A 12 bit 200 MS/s Zero-Crossing-Based Pipelined ADC With Early Sub-ADC Decision and Output Residue Background Calibration

Abstract

A 12 bit 200 MS/s analog-to-digital converter (ADC) applies techniques of zero-crossing-based circuits as a replacement for high-gain high-speed op-amps. High accuracy in the residue amplifier is achieved by using a coarse phase in ZCBC followed by a level-shifting capacitor for fine phase. Sub-ADC flash comparators are strobed immediately after the coarse phase to achieve a high sampling rate. The systematic offset voltage between the coarse and fine phase manifests itself as systematic offset in the sub-ADC comparators. This offset is caused by the coarse phase undershoot and the fine phase overshoot.
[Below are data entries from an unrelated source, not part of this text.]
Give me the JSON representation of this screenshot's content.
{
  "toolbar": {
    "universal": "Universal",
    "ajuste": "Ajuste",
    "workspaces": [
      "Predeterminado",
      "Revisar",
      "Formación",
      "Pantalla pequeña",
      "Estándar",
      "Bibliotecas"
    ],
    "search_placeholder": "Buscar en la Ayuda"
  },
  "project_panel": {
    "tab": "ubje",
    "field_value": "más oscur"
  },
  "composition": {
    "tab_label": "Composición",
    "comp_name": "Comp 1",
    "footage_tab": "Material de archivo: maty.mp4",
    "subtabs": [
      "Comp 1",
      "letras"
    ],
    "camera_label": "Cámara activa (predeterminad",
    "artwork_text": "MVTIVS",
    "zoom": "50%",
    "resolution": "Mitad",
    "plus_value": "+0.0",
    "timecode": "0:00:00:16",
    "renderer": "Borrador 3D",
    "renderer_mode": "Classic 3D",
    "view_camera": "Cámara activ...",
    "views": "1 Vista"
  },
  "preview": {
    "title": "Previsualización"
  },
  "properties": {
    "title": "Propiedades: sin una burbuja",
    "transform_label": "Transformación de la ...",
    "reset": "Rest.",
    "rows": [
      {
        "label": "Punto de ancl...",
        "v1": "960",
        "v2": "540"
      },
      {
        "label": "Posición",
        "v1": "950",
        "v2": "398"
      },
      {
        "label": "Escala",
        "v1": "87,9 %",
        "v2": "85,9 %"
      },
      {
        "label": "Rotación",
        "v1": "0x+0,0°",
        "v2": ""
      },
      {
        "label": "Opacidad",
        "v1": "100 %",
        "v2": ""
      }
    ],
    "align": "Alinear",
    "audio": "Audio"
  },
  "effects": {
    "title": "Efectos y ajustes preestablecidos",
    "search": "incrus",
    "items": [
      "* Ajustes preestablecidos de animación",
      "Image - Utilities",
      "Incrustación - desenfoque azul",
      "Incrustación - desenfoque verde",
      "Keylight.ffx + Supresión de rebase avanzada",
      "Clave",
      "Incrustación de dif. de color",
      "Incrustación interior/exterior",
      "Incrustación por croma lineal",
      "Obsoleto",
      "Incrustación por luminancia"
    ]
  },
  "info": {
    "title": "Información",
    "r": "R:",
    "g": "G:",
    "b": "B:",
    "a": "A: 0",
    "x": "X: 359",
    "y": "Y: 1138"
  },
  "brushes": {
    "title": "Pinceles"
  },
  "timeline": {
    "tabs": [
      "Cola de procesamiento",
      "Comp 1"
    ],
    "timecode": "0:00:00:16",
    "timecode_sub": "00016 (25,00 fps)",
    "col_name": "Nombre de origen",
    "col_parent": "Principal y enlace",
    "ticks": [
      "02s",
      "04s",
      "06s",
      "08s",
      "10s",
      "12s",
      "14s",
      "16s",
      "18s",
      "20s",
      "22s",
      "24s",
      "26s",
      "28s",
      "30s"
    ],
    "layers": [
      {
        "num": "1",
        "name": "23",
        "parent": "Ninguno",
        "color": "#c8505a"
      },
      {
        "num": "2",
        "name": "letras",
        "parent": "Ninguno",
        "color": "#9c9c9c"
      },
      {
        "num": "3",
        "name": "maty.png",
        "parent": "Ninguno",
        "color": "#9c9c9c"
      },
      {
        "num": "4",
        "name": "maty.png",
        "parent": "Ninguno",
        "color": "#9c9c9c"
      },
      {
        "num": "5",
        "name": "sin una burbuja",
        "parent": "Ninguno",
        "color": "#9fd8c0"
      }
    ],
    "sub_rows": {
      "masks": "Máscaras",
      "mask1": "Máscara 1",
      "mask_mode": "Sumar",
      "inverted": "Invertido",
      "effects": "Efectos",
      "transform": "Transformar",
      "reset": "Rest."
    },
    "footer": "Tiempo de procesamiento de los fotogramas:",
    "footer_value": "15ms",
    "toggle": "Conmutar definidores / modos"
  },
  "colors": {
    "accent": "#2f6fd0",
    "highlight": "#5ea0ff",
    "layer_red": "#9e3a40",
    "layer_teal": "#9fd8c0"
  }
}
In this work, the offset is cancelled with background calibration by residue range correction circuits in the following stage's sub-ADC. In addition, the sub-ADC's random comparator offset is calibrated with a discrete-time charge-pump based background calibration technique. The reference buffer, bias circuitry, and digital error correction circuits are all integrated on a single chip. The ADC occupies an area of 0.282 mm $^{2}$ in 55 nm CMOS technology and dissipates 30.7 mW. It achieves 64.6 dB SNDR and 82.9 dBc SFDR at 200 MS/s for a FOM of 111 fJ/conversion-step. The SNDR degrades gracefully above the designed sampling frequency to 62.9 dB at 250 MS/s, and remains above 50 dB at 300 MS/s.